Als Beispiel für Luftspionage schilderte Martin die Mission einer viermotorigen Hercules am 2. September 1958 an der türkisch-sowjetischen Grenze. Neben der sechsköpfigen Crew waren elf Spezialisten für Funkaufklärung an Bord, die die Reaktionen von Radaranlagen auf die Maschine verfolgten. Mit Absicht oder aus Versehen geriet die Hercules in den Luftraum der UdSSR und wurde über dem heutigen Armenien von MiG-17-Jägern abgeschossen. Alle siebzehn Personen im Flugzeug starben. Auf ihrem Gelände stellte die NSA, siehe oben, eine baugleiche Maschine als Mahnmal auf.
Im zweiten Teil des Vortrags erläuterte William Martin die Abteilungen der NSA. Er teilte mit, dass er und Bernon Mitchell eine Rundreise durch die UdSSR gemacht hätten und nicht mehr US-, sondern Sowjetbürger wären. Über die Weitergabe von NSA-Geheimnisse an den KGB sagte er natürlich nichts, wir dürfen aber annehmen, dass die beiden einiges verrieten. Die Nachrichtenagentur TASS verbreitete die Texte der Pressekonferenz auch im Westen; das ist der Bericht einer Schweizer Zeitung. Die Deutsche Presse-Agentur sprach nur von einer neuen sowjetischen Propaganda-Offensive.
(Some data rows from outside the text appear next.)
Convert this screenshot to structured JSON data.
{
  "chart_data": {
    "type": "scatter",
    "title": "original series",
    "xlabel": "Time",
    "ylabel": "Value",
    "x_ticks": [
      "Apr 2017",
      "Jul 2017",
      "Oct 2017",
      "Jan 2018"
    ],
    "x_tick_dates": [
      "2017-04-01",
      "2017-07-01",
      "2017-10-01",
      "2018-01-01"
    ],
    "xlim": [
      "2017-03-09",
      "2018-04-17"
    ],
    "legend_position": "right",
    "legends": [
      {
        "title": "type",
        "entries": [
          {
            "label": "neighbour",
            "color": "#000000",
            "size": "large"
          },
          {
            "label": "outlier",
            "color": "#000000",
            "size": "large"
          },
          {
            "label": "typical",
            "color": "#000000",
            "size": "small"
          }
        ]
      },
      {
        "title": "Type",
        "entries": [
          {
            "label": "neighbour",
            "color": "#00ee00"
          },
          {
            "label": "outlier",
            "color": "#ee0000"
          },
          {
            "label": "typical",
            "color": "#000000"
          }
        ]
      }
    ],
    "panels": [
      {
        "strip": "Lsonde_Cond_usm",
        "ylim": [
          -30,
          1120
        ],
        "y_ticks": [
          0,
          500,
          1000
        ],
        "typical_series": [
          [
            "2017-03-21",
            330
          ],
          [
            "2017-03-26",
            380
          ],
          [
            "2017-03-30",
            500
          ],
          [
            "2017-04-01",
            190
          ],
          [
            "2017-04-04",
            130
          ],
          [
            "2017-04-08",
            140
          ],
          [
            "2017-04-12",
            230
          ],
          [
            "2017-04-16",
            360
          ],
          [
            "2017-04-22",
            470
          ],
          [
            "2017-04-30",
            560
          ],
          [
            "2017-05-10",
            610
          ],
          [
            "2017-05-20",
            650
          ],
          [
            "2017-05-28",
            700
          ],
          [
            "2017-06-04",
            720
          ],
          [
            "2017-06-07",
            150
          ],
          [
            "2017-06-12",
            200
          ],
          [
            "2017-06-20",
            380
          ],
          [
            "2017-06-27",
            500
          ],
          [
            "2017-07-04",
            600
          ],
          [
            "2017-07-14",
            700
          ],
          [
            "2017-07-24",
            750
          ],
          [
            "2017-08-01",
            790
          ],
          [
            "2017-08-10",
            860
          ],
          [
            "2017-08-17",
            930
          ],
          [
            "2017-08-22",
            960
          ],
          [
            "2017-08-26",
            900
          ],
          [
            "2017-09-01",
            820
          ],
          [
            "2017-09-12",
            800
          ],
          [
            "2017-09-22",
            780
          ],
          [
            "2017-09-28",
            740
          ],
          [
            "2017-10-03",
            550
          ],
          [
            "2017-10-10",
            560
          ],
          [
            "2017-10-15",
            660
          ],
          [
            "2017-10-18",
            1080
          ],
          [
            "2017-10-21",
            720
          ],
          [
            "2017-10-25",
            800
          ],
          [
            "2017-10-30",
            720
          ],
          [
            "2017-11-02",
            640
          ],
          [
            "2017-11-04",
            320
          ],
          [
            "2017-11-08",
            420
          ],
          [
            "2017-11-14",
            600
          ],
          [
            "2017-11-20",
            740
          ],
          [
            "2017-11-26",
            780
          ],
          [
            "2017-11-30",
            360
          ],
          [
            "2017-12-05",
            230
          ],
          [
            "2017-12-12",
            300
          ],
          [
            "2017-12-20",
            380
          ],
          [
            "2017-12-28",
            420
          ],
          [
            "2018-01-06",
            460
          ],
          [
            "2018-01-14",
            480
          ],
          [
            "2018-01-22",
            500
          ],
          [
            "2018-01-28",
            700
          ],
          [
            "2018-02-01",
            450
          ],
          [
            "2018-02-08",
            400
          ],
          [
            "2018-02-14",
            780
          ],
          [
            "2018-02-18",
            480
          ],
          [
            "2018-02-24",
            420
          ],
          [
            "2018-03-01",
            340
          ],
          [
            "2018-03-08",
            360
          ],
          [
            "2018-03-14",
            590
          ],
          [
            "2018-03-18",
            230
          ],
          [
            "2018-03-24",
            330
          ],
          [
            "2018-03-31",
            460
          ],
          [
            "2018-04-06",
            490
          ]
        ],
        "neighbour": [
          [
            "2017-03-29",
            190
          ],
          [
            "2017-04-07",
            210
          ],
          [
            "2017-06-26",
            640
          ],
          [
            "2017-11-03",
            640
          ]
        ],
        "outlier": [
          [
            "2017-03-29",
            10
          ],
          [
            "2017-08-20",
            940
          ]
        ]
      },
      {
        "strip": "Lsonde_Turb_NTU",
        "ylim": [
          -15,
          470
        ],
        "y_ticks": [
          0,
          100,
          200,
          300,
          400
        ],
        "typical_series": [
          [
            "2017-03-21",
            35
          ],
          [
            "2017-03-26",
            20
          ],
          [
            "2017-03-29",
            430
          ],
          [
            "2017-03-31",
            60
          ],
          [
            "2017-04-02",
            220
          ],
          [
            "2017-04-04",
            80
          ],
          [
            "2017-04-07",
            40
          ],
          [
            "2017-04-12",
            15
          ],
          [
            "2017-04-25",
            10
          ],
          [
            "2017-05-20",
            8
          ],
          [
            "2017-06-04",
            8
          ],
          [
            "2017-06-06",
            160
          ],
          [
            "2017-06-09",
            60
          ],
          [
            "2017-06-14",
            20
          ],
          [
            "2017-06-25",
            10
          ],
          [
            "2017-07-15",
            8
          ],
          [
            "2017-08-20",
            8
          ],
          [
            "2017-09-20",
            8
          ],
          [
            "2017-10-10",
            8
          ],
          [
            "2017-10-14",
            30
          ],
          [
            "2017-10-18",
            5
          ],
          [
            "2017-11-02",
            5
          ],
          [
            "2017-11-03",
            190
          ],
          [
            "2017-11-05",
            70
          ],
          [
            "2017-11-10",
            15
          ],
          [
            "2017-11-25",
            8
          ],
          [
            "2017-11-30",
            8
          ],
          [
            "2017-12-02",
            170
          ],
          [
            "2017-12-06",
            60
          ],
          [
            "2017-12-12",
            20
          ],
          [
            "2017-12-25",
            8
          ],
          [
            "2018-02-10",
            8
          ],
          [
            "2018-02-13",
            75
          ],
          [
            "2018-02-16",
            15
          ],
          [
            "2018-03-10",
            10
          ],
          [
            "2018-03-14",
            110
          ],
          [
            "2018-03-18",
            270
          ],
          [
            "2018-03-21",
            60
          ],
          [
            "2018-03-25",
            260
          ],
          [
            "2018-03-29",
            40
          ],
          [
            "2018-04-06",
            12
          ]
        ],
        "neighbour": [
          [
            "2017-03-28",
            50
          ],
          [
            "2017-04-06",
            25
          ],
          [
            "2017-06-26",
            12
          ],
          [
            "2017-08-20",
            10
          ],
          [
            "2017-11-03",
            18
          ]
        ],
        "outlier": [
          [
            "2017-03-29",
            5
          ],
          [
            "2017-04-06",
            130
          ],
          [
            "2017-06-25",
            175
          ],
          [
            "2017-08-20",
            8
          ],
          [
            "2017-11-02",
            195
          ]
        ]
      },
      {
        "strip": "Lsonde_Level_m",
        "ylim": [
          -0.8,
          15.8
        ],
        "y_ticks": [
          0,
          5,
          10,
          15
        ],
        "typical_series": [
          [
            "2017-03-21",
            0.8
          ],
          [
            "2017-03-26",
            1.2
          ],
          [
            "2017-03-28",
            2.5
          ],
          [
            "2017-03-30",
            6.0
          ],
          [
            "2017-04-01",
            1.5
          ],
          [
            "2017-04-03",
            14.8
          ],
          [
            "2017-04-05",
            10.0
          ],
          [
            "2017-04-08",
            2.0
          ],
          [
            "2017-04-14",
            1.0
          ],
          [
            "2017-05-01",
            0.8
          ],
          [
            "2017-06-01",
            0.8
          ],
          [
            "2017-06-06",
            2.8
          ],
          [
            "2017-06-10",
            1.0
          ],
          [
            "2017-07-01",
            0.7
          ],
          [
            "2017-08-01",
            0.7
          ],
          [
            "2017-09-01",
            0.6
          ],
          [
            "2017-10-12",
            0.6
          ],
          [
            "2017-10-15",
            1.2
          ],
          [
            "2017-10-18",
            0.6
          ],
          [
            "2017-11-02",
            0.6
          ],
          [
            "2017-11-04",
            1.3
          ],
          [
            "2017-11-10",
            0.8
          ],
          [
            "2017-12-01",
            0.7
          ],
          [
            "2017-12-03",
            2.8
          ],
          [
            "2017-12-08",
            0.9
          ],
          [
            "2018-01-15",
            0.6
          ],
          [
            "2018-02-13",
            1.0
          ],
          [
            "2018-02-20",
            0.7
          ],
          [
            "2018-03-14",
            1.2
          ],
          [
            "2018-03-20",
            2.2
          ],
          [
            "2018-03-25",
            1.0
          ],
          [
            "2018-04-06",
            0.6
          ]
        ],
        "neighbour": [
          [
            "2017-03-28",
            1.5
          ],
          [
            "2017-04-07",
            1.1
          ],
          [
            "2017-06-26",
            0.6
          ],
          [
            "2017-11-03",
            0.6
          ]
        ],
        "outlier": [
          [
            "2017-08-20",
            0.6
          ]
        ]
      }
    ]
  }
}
In den USA löste der Auftritt von Martin und Mitchell einen Schock aus. Die NSA verschärfte umgehend ihr Einstellungsverfahren, außerdem entließ sie 26 Mitarbeiter wegen „sexueller Abweichungen“. 1962 veröffentlichte der Kongressausschuss für unamerikanische Umtriebe eine Untersuchung, 1981 erschien ein Buch über die Affäre. Man kann es nach Anmeldung im Internet Archive studieren. Lesenswert sind die Papiere, die der Enthüllungsjournalist John Greenewald 2015 von der NSA erhielt. Für tiefer gehende Recherchen verlangte der Geheimdienst 1.848 Dollar, die Greenewald aber verweigerte.
Nach dem Auftritt vor 65 Jahren wurde es rasch still um William Martin und Bernon Mitchell. Beide wollten später in ihre Heimat zurückkehren, was sich als unmöglich erwies. Martin gelang die Ausreise nach Mexiko; er starb am 17. Januar 1987 in einem Krankenhaus in Tijuana. Sein Grab soll sich in den USA befinden. Mitchell blieb in Russland und arbeitete als Programmierer; er erlag am 12. November 2001 in Sankt Petersburg einem Herzanfall. Wer Russisch versteht, kann sich auf YouTube ein langes Interview mit seiner Witwe Galina anschauen, das ist der erste und das der zweite Teil.